MUAMBA NA BAGAGEM
Claudia Sanzone
 
 

Quem tem parentes residentes no exterior sabe como se sente uma pessoa pouco antes de embarcar para ir ao encontro dos entes distantes. Pois bem. Dona Adelaide estava terminando de aprontar suas bagagens. Mulher simples, brasileira, beirando os sessenta, divertida e voltada aos afazeres domésticos, a referida senhora viajaria aos Estados Unidos com a missão pesarosa de visitar uma cunhada com câncer, já em estado terminal. Mas também reencontraria seu filho, que morava há dez anos perto da tia, agora enferma, e gozava de boa saúde, graças a Deus.

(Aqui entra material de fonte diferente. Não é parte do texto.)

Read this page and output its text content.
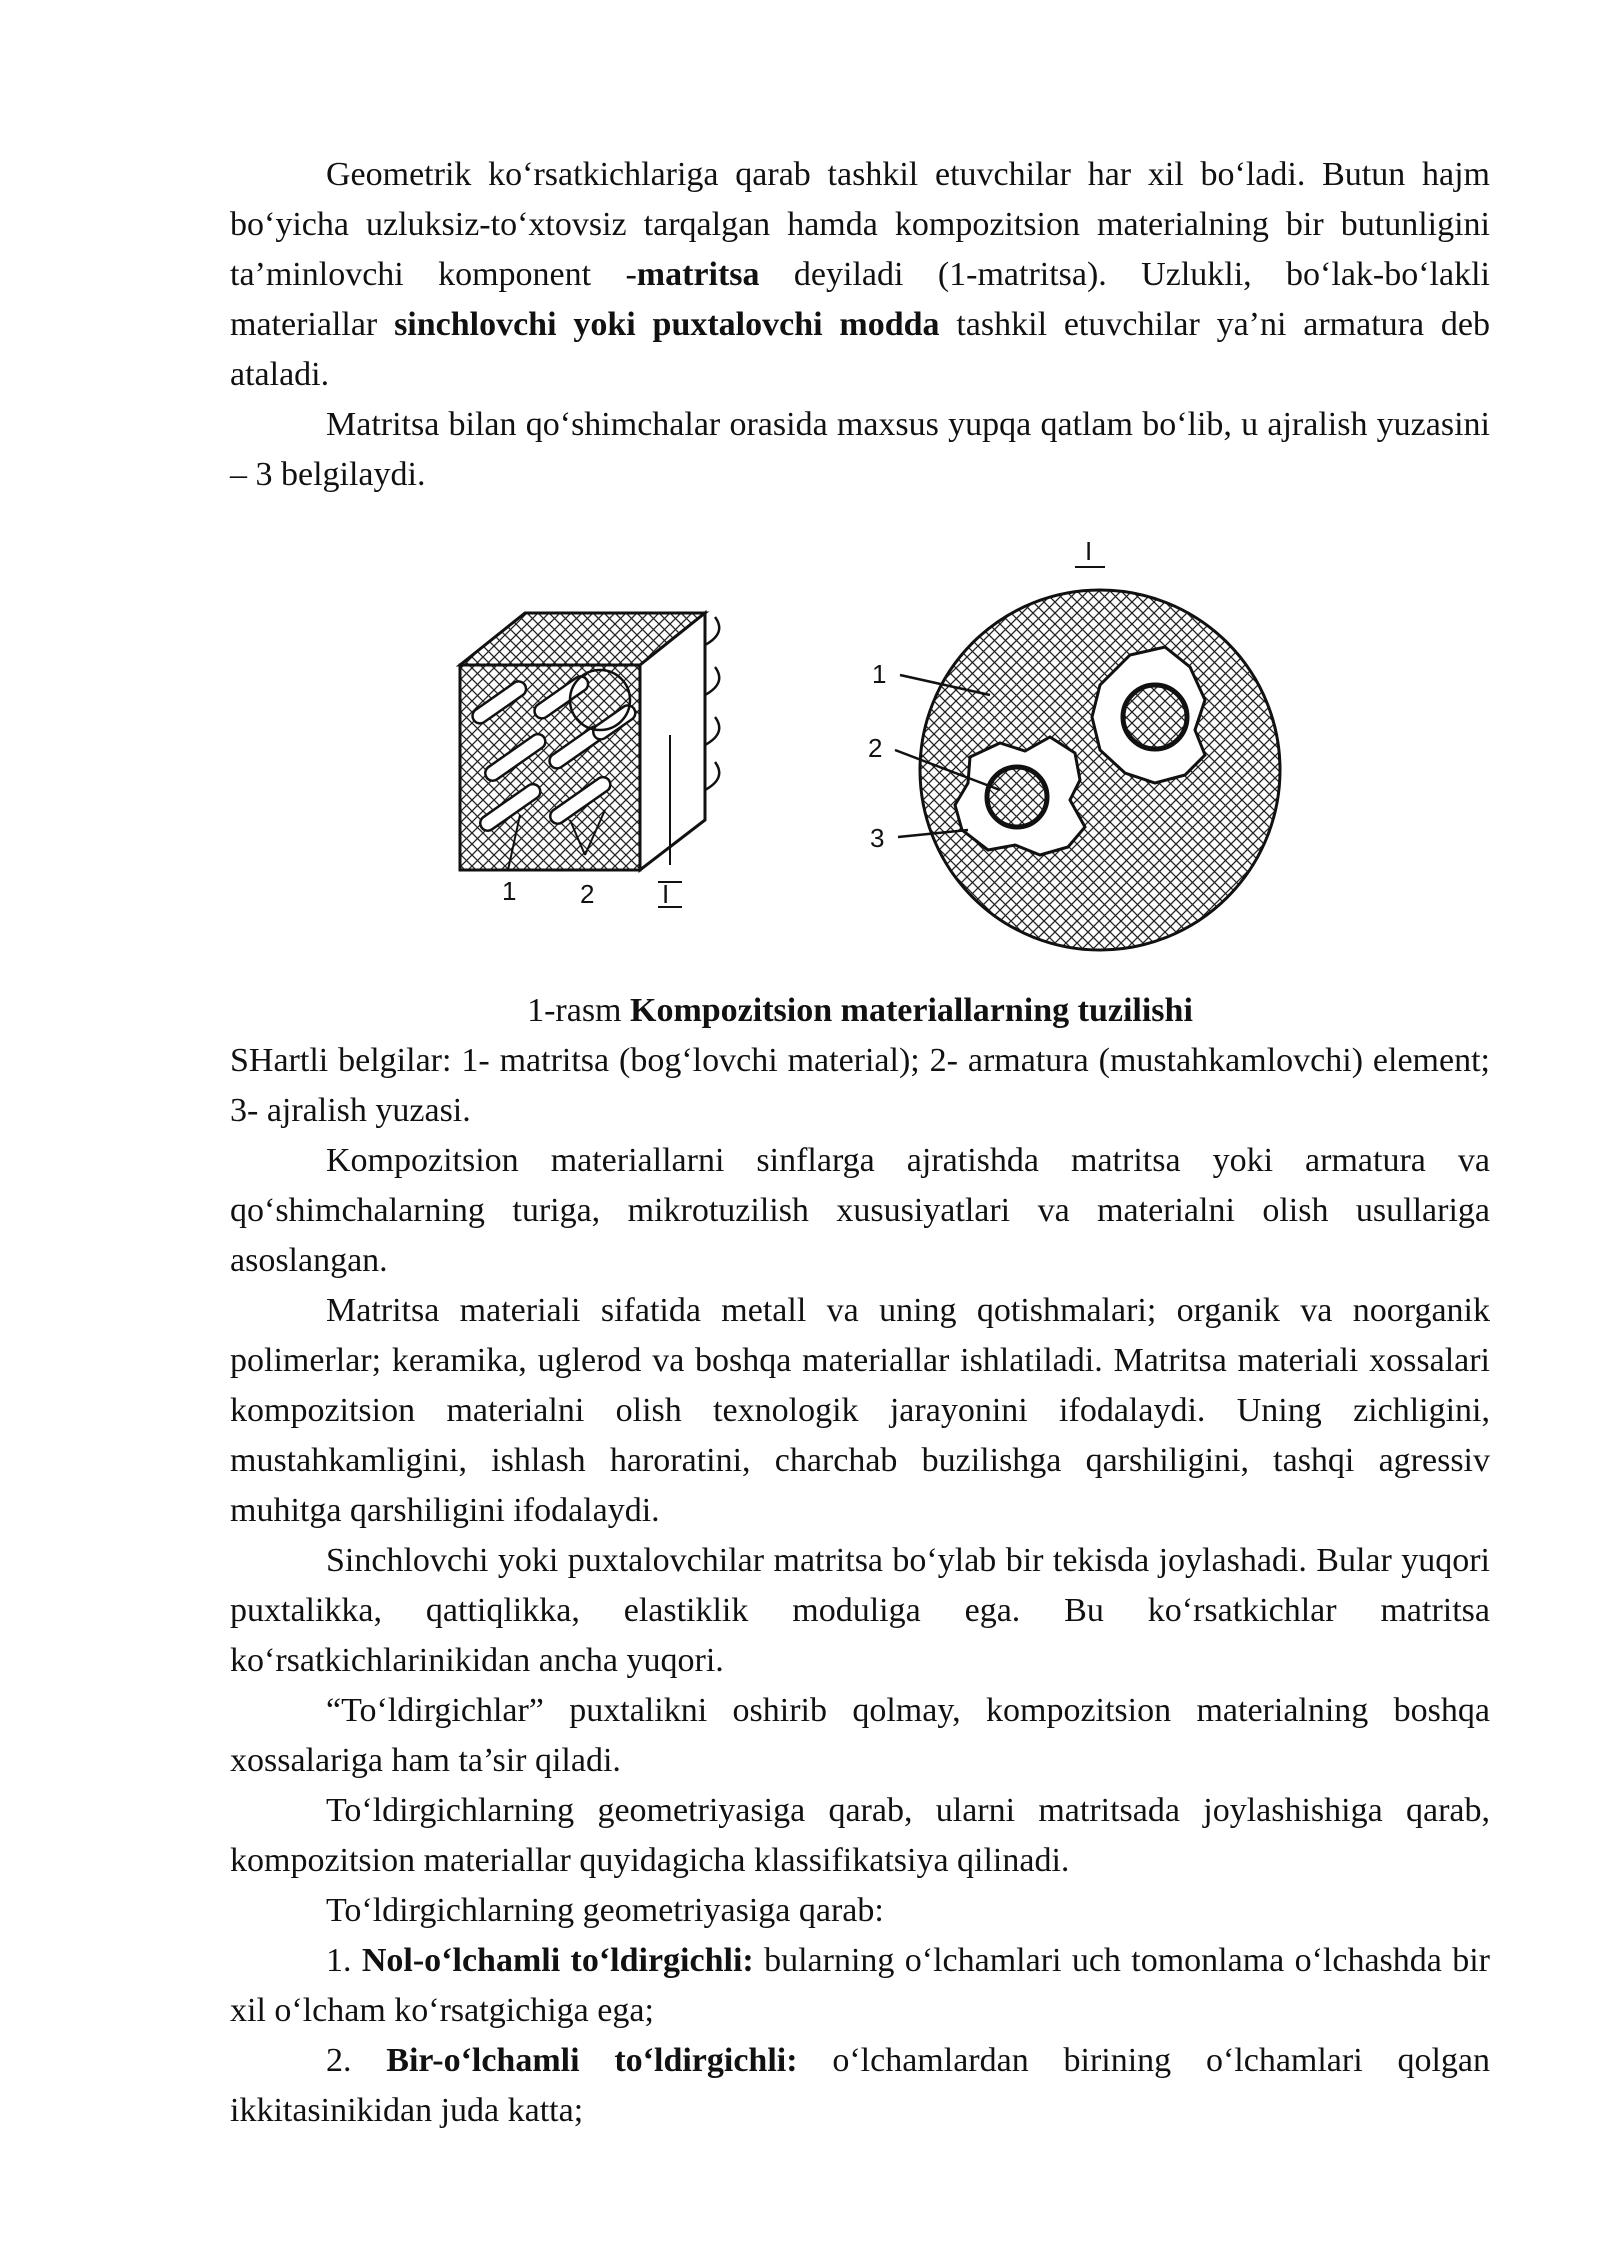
Geometrik ko‘rsatkichlariga qarab tashkil etuvchilar har xil bo‘ladi. Butun hajm bo‘yicha uzluksiz-to‘xtovsiz tarqalgan hamda kompozitsion materialning bir butunligini ta’minlovchi komponent -matritsa deyiladi (1-matritsa). Uzlukli, bo‘lak-bo‘lakli materiallar sinchlovchi yoki puxtalovchi modda tashkil etuvchilar ya’ni armatura deb ataladi.

Matritsa bilan qo‘shimchalar orasida maxsus yupqa qatlam bo‘lib, u ajralish yuzasini – 3 belgilaydi.

1 2	I
I
1
2
3

1-rasm Kompozitsion materiallarning tuzilishi

SHartli belgilar: 1- matritsa (bog‘lovchi material); 2- armatura (mustahkamlovchi) element; 3- ajralish yuzasi.

Kompozitsion materiallarni sinflarga ajratishda matritsa yoki armatura va qo‘shimchalarning turiga, mikrotuzilish xususiyatlari va materialni olish usullariga asoslangan.

Matritsa materiali sifatida metall va uning qotishmalari; organik va noorganik polimerlar; keramika, uglerod va boshqa materiallar ishlatiladi. Matritsa materiali xossalari kompozitsion materialni olish texnologik jarayonini ifodalaydi. Uning zichligini, mustahkamligini, ishlash haroratini, charchab buzilishga qarshiligini, tashqi agressiv muhitga qarshiligini ifodalaydi.

Sinchlovchi yoki puxtalovchilar matritsa bo‘ylab bir tekisda joylashadi. Bular yuqori puxtalikka, qattiqlikka, elastiklik moduliga ega. Bu ko‘rsatkichlar matritsa ko‘rsatkichlarinikidan ancha yuqori.

“To‘ldirgichlar” puxtalikni oshirib qolmay, kompozitsion materialning boshqa xossalariga ham ta’sir qiladi.

To‘ldirgichlarning geometriyasiga qarab, ularni matritsada joylashishiga qarab, kompozitsion materiallar quyidagicha klassifikatsiya qilinadi.

To‘ldirgichlarning geometriyasiga qarab:

1. Nol-o‘lchamli to‘ldirgichli: bularning o‘lchamlari uch tomonlama o‘lchashda bir xil o‘lcham ko‘rsatgichiga ega;

2. Bir-o‘lchamli to‘ldirgichli: o‘lchamlardan birining o‘lchamlari qolgan ikkitasinikidan juda katta;
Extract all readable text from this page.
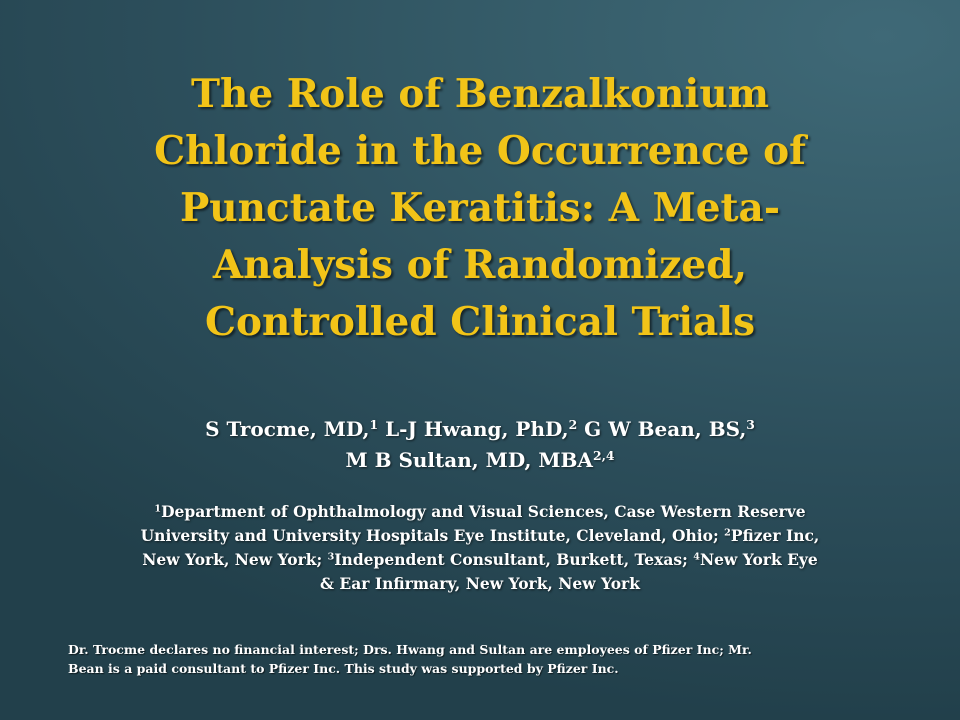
The Role of Benzalkonium
Chloride in the Occurrence of
Punctate Keratitis: A Meta-
Analysis of Randomized,
Controlled Clinical Trials
S Trocme, MD,$^1$ L-J Hwang, PhD,$^2$ G W Bean, BS,$^3$
M B Sultan, MD, MBA$^{2,4}$
$^1$Department of Ophthalmology and Visual Sciences, Case Western Reserve
University and University Hospitals Eye Institute, Cleveland, Ohio; $^2$Pfizer Inc,
New York, New York; $^3$Independent Consultant, Burkett, Texas; $^4$New York Eye
& Ear Infirmary, New York, New York
Dr. Trocme declares no financial interest; Drs. Hwang and Sultan are employees of Pfizer Inc; Mr.
Bean is a paid consultant to Pfizer Inc. This study was supported by Pfizer Inc.
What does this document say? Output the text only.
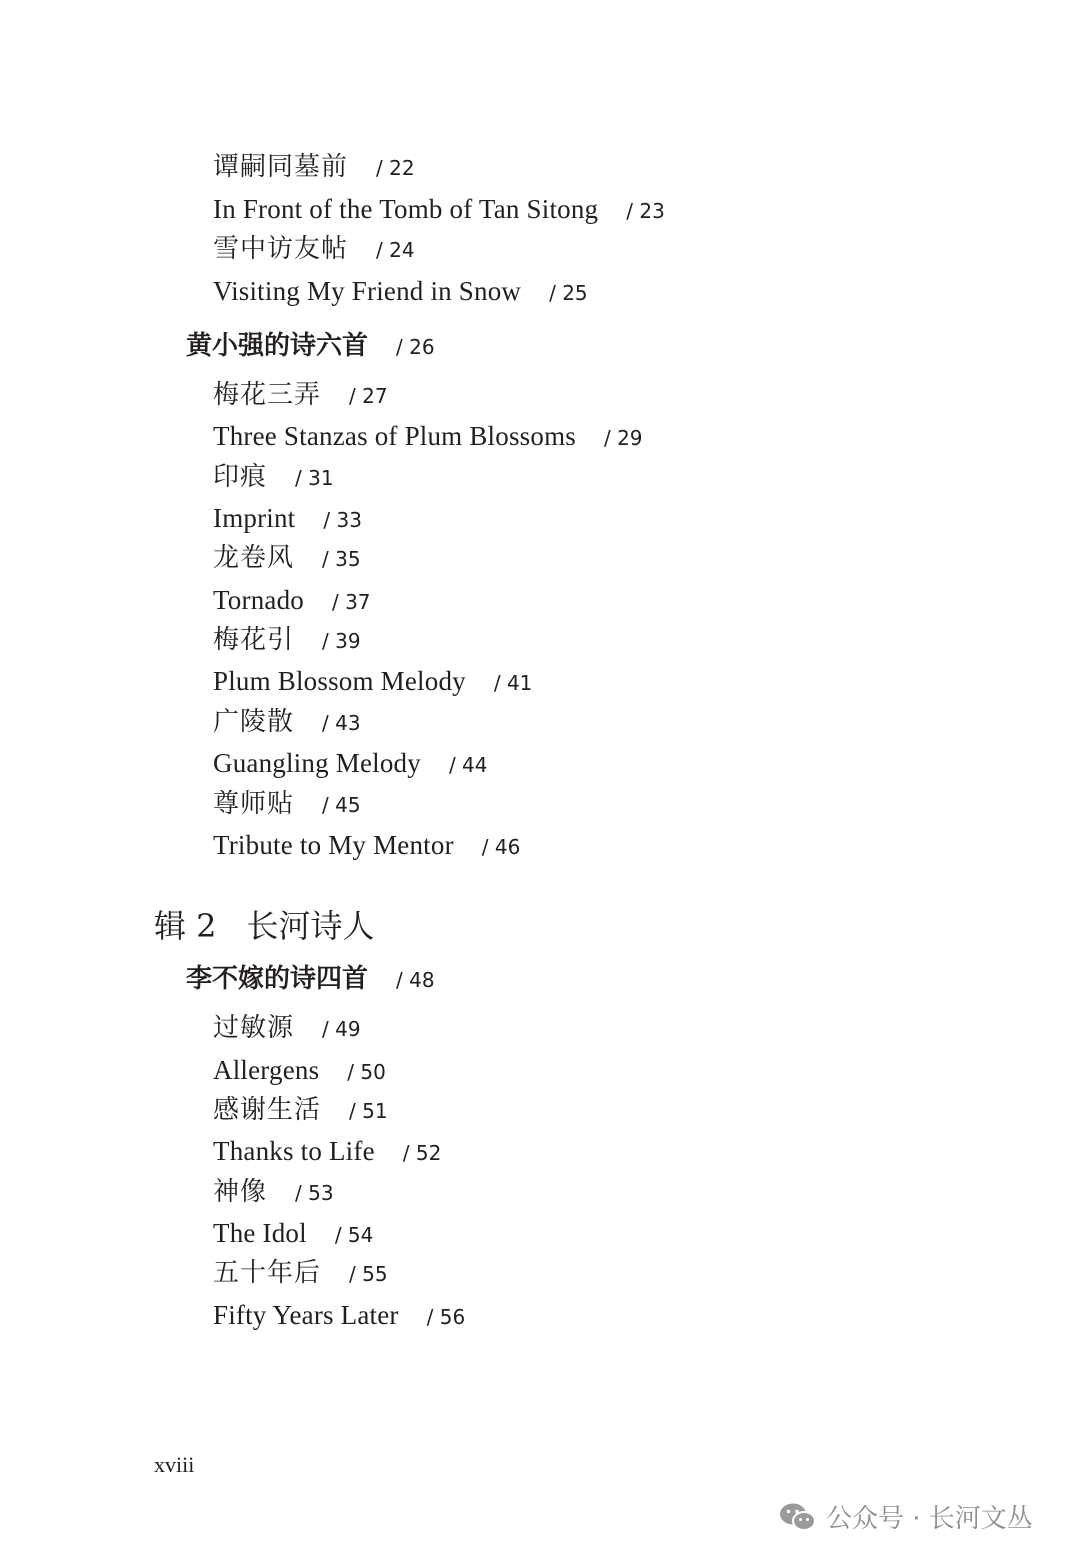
谭嗣同墓前 / 22
In Front of the Tomb of Tan Sitong / 23
雪中访友帖 / 24
Visiting My Friend in Snow / 25
黄小强的诗六首 / 26
梅花三弄 / 27
Three Stanzas of Plum Blossoms / 29
印痕 / 31
Imprint / 33
龙卷风 / 35
Tornado / 37
梅花引 / 39
Plum Blossom Melody / 41
广陵散 / 43
Guangling Melody / 44
尊师贴 / 45
Tribute to My Mentor / 46
辑 2 长河诗人
李不嫁的诗四首 / 48
过敏源 / 49
Allergens / 50
感谢生活 / 51
Thanks to Life / 52
神像 / 53
The Idol / 54
五十年后 / 55
Fifty Years Later / 56
xviii
公众号 · 长河文丛
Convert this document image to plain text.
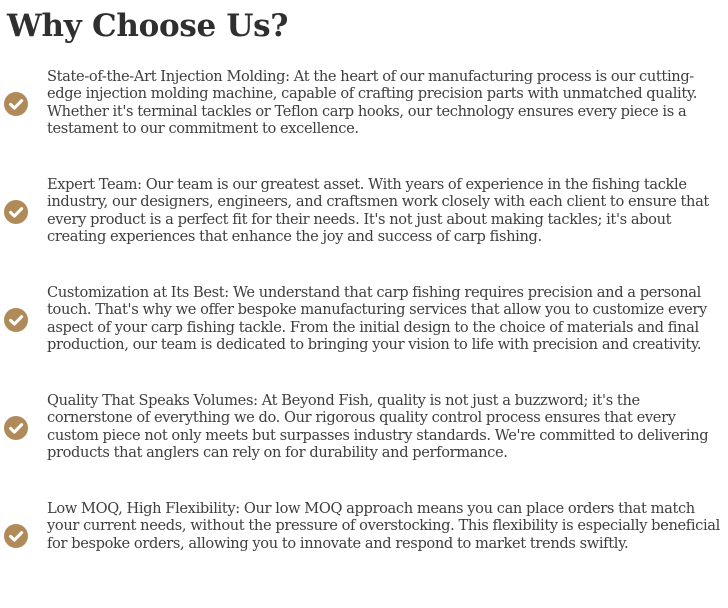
Why Choose Us?

State-of-the-Art Injection Molding: At the heart of our manufacturing process is our cutting-edge injection molding machine, capable of crafting precision parts with unmatched quality. Whether it's terminal tackles or Teflon carp hooks, our technology ensures every piece is a testament to our commitment to excellence.

Expert Team: Our team is our greatest asset. With years of experience in the fishing tackle industry, our designers, engineers, and craftsmen work closely with each client to ensure that every product is a perfect fit for their needs. It's not just about making tackles; it's about creating experiences that enhance the joy and success of carp fishing.

Customization at Its Best: We understand that carp fishing requires precision and a personal touch. That's why we offer bespoke manufacturing services that allow you to customize every aspect of your carp fishing tackle. From the initial design to the choice of materials and final production, our team is dedicated to bringing your vision to life with precision and creativity.

Quality That Speaks Volumes: At Beyond Fish, quality is not just a buzzword; it's the cornerstone of everything we do. Our rigorous quality control process ensures that every custom piece not only meets but surpasses industry standards. We're committed to delivering products that anglers can rely on for durability and performance.

Low MOQ, High Flexibility: Our low MOQ approach means you can place orders that match your current needs, without the pressure of overstocking. This flexibility is especially beneficial for bespoke orders, allowing you to innovate and respond to market trends swiftly.
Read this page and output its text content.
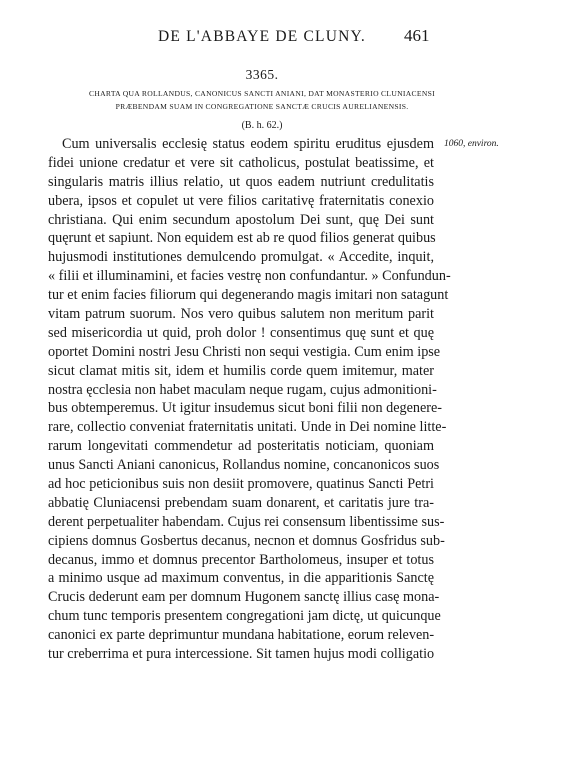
DE L'ABBAYE DE CLUNY.	461
3365.
CHARTA QUA ROLLANDUS, CANONICUS SANCTI ANIANI, DAT MONASTERIO CLUNIACENSI
PRÆBENDAM SUAM IN CONGREGATIONE SANCTÆ CRUCIS AURELIANENSIS.
(B. h. 62.)
1060, environ.
Cum universalis ecclesię status eodem spiritu eruditus ejusdem
fidei unione credatur et vere sit catholicus, postulat beatissime, et
singularis matris illius relatio, ut quos eadem nutriunt credulitatis
ubera, ipsos et copulet ut vere filios caritativę fraternitatis conexio
christiana. Qui enim secundum apostolum Dei sunt, quę Dei sunt
quęrunt et sapiunt. Non equidem est ab re quod filios generat quibus
hujusmodi institutiones demulcendo promulgat. « Accedite, inquit,
« filii et illuminamini, et facies vestrę non confundantur. » Confundun-
tur et enim facies filiorum qui degenerando magis imitari non satagunt
vitam patrum suorum. Nos vero quibus salutem non meritum parit
sed misericordia ut quid, proh dolor ! consentimus quę sunt et quę
oportet Domini nostri Jesu Christi non sequi vestigia. Cum enim ipse
sicut clamat mitis sit, idem et humilis corde quem imitemur, mater
nostra ęcclesia non habet maculam neque rugam, cujus admonitioni-
bus obtemperemus. Ut igitur insudemus sicut boni filii non degenere-
rare, collectio conveniat fraternitatis unitati. Unde in Dei nomine litte-
rarum longevitati commendetur ad posteritatis noticiam, quoniam
unus Sancti Aniani canonicus, Rollandus nomine, concanonicos suos
ad hoc peticionibus suis non desiit promovere, quatinus Sancti Petri
abbatię Cluniacensi prebendam suam donarent, et caritatis jure tra-
derent perpetualiter habendam. Cujus rei consensum libentissime sus-
cipiens domnus Gosbertus decanus, necnon et domnus Gosfridus sub-
decanus, immo et domnus precentor Bartholomeus, insuper et totus
a minimo usque ad maximum conventus, in die apparitionis Sanctę
Crucis dederunt eam per domnum Hugonem sanctę illius casę mona-
chum tunc temporis presentem congregationi jam dictę, ut quicunque
canonici ex parte deprimuntur mundana habitatione, eorum releven-
tur creberrima et pura intercessione. Sit tamen hujus modi colligatio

Naquela bagagem havia dois objetos curiosos e proibidos. Um deles era uma samambaia, que seguiria cuidadosamente embalada e acomodada em garrafa plástica, tendo em suas raízes uma folha de jornal umedecida, com o propósito de evitar a desidratação da planta durante o translado. Encomenda do filho. O outro objeto era uma guloseima erótica, um artigo sexual em formato fálico e feito do cacau, um membro sexual masculino alimentício... Resumindo: um peru de chocolate. Essa iguaria era uma surpresinha destinada à parenta doente e bem-humorada, que neste estado de espírito se mantinha, inclusive nessa fase difícil por que passava.

Como é de conhecimento público, não se permite o transporte de alimentos nem de seres vivos sem o conhecimento e a prévia autorização do Ministério da Agricultura. Portanto, Dona Adelaide iria infringir duplamente as leis sanitárias e carregar clandestinamente os dois itens em questão. Parentes e amigos foram cúmplices e participativos nessa empreitada. Cada um palpitava com idéias mirabolantes para camuflar e conservar os objetos. Fundamental que ambos chegassem despercebidos e íntegros a seus destinos.

Decidiu-se que o pênis comestível seria embalado em papel laminado e que iria acomodado por cima da samambaia engarrafada. A muamba seguiria na mala de mão, pois levantaria menos suspeitas, segundo os “experts” colaboradores transgressores.

Tudo pronto e se aproximava a hora do embarque. Por umas duas vezes Dona Adelaide pensou se valeria a pena correr o risco. Mas a dúvida não passou do pensamento. Em momento algum cogitou verdadeiramente em se desfazer das mercadorias ilícitas.

No aeroporto, a simpática senhora fez o “check-in” e então se dirigiu à alfândega, onde suas bagagens pessoais seriam eventualmente inspecionadas. Contudo, a maleta portátil passaria obrigatoriamente por um aparelho de raios X. No nervosismo da iminência de decolagem aliado à consciência da prática de um ato ilegal, Dona Adelaide só pensava no raio da samambaia.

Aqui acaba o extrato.